Chronische Müdigkeit

Suizidrisiko erhöht?

Patienten, die an einem chronischen Müdigkeitssyndrom leiden, scheiden überdurchschnittlich häufig durch Suizid aus dem Leben. Darauf deutet eine britische Registerstudie hin.

Von Beate Schumacher Veröffentlicht:
Patienten mit chronischem Müdigkeitssyndrom, die irgendwann an Depressionen gelitten hatten, waren besonders suizidgefährdet.

Patienten mit chronischem Müdigkeitssyndrom, die irgendwann an Depressionen gelitten hatten, waren besonders suizidgefährdet.

© WavebreakmediaMicro / Fotolia.com

LONDON. Ein chronisches Müdigkeitssyndrom (Chronic Fatigue Syndrome, CFS) kann vermutet werden, wenn Patienten seit mindestens sechs Monaten durch Müdigkeit und Erschöpfung in ihrem Alltag erheblich eingeschränkt sind, ohne dass sich dies durch eine somatische oder psychische Erkrankung (oder andere Lebensumstände) erklären ließe, und zusätzlich weitere Symptome wie Gedächtnis- und Konzentrationsstörungen, Gelenkschmerzen oder druckschmerzhafte Lymphknoten bestehen.

Als Ursache der Beschwerden wird sowohl eine Schwächung als auch eine Überaktivierung des Immunsystems diskutiert. Die Mortalität scheint durch ein CFS insgesamt nicht erhöht zu werden, wie Ärzte vom Institut für Psychiatrie, Psychologie und Neurowissenschaften am King's College in London herausgefunden haben. Sie warnen jedoch vor einem möglicherweise gesteigerten Suizidrisiko.

Das Team um Emmert Roberts hat mittels Registerdaten 2147 CFS-Patienten über sieben Jahre verfolgt (Lancet 2016; 387: 1638-43). Bei allen Patienten waren somatische Ursachen ausgeschlossen, und das Vorliegen von CFS-Kriterien (Fukuda-, Oxford- oder NICE-Kriterien) war im semistrukturierten Interview bestätigt worden.

Von den anfangs im Mittel 39 Jahre alten Patienten starben 17 im Beobachtungszeitraum, elf von 1533 Frauen und sechs von 614 Männern. Acht Todesfälle waren durch Krebs verursacht, fünf Patienten hatten sich das Leben genommen.

Damit unterschied sich weder die Mortalität insgesamt noch die Krebsmortalität von den bei gleicher Alters- und Geschlechtsverteilung in der Gesamtbevölkerung zu erwartenden Sterberaten (standardisierte Mortalitätsrate, SMR 1,14; 95%-Konfidenzintervall 0,5-1,85 bzw. SMR 1,39, 95%-Konfidenzintervall 0,60-2,73).
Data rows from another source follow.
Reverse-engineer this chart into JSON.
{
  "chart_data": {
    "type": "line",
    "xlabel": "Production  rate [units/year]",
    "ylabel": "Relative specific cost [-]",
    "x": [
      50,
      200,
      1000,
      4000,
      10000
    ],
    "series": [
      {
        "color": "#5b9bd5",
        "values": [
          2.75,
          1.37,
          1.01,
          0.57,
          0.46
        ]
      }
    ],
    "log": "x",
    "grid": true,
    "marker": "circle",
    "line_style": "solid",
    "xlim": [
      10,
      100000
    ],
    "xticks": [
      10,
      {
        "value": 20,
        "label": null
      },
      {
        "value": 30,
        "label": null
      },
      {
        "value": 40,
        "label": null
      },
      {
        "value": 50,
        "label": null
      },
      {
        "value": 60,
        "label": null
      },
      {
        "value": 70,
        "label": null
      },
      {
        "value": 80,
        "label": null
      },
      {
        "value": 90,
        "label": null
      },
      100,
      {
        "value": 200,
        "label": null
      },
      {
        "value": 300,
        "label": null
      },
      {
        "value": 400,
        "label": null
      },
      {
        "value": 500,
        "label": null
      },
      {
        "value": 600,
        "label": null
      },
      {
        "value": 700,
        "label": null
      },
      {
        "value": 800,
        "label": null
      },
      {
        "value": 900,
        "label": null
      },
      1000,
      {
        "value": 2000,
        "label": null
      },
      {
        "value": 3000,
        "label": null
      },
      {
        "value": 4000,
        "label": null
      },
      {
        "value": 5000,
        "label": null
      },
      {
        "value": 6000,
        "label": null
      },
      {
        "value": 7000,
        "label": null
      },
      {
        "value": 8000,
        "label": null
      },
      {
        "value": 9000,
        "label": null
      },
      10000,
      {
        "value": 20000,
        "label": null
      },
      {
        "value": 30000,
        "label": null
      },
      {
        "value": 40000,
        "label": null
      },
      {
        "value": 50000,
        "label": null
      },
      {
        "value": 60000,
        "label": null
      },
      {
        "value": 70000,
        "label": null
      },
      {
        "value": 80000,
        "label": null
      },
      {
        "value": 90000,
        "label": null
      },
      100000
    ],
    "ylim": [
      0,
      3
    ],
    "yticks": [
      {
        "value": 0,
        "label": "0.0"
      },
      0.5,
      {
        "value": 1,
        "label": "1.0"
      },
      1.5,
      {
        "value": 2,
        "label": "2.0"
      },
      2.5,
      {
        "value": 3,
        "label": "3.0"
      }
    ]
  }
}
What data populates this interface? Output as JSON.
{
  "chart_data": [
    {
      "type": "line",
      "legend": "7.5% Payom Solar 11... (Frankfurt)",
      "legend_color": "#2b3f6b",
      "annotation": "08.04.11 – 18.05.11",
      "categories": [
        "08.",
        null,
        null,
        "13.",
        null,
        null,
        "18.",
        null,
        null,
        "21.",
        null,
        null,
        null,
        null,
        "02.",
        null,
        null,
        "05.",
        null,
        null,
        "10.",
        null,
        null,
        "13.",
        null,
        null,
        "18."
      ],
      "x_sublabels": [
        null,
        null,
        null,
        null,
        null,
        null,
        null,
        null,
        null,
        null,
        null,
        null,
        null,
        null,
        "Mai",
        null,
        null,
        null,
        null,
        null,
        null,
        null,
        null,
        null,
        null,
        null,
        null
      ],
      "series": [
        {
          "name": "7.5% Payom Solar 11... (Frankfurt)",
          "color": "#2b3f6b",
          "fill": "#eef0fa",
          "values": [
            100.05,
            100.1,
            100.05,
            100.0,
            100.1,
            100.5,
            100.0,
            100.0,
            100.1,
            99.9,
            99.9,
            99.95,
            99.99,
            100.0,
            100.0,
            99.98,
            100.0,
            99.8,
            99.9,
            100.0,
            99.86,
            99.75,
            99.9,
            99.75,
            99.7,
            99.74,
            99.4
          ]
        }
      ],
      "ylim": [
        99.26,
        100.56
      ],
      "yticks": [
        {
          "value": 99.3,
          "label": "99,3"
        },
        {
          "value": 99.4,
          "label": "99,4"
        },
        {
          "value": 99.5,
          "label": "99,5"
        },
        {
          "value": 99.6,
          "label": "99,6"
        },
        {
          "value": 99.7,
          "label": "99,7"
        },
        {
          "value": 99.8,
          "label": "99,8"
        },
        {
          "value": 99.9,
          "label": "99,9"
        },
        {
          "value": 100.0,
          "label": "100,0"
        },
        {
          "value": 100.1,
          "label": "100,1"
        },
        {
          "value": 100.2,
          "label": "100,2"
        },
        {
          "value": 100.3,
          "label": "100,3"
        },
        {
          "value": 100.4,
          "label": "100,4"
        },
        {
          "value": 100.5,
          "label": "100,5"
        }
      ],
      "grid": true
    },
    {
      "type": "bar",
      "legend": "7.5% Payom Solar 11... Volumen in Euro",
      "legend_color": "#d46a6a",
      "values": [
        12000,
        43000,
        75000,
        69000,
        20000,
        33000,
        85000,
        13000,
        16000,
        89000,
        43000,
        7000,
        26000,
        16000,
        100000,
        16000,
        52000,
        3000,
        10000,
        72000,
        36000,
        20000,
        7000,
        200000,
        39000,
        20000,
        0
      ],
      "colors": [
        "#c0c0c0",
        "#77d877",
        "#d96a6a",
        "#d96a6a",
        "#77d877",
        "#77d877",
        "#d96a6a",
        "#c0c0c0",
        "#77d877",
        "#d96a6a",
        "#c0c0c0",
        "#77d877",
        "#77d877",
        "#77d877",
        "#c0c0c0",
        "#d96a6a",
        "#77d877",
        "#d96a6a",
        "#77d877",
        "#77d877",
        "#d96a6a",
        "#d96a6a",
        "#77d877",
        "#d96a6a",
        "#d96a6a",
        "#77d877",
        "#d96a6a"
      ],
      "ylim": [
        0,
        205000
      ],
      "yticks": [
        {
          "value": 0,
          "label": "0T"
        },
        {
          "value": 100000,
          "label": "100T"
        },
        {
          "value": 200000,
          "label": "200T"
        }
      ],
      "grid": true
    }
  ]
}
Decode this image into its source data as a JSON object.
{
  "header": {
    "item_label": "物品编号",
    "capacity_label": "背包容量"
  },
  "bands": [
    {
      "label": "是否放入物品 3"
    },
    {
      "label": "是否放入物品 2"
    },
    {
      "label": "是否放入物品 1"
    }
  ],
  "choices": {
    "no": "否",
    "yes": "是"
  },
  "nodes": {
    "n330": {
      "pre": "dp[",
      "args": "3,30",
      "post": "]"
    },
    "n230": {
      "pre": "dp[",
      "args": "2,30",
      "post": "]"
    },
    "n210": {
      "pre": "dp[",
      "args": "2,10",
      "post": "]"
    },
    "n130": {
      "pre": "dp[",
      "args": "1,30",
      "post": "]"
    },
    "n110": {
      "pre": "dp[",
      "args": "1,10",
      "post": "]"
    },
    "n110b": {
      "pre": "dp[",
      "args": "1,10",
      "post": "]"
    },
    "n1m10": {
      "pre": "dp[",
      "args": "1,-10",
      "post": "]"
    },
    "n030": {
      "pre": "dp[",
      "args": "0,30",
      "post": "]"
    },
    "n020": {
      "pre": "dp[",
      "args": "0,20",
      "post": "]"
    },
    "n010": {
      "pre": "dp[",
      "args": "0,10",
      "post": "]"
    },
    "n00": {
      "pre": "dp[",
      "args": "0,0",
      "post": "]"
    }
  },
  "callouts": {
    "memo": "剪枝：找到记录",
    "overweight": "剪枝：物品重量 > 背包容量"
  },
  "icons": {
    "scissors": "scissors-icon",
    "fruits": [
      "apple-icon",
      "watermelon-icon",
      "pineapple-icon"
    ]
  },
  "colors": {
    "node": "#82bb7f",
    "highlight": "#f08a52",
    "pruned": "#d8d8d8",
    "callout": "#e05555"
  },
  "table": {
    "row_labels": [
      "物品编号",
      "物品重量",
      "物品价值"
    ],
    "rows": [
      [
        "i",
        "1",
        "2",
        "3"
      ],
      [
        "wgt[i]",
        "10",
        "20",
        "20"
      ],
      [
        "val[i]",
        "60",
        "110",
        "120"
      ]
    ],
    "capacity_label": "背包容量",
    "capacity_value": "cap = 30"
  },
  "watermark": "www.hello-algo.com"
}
Ein signifikanter Anstieg wurde nur bei der Sterberate durch Suizid festgestellt (SMR 6,85; 95%-Konfidenzintervall 2,22-15,98).

CFS-Patienten, die irgendwann an einer Depression gelitten hatten, erwiesen sich als besonders suizidgefährdet. Der Zusammenhang zwischen CFS und Selbsttötung bestand aber unabhängig von einer Depression.

Die Ergebnisse beruhen auf kleinen Fallzahlen. Hätten sich zwei Suizide weniger ereignet, wäre die Assoziation nicht signifikant gewesen, wie die Studienautoren einräumen. Die SMR sei jedoch so stark erhöht, dass - trotz ungenauer Schätzung - ein reiner Zufallsbefund als "höchst unwahrscheinlich" gelten dürfe. Die suizidspezifische SMR liegt laut Roberts und Kollegen aber immer noch unter der von psychiatrischen Erkrankungen einschließlich affektiver Störungen und Alkoholabhängigkeit. Eine fachärztliche Abklärung der Suizidgefährdung bei CFS halten die Ärzte trotzdem für sinnvoll.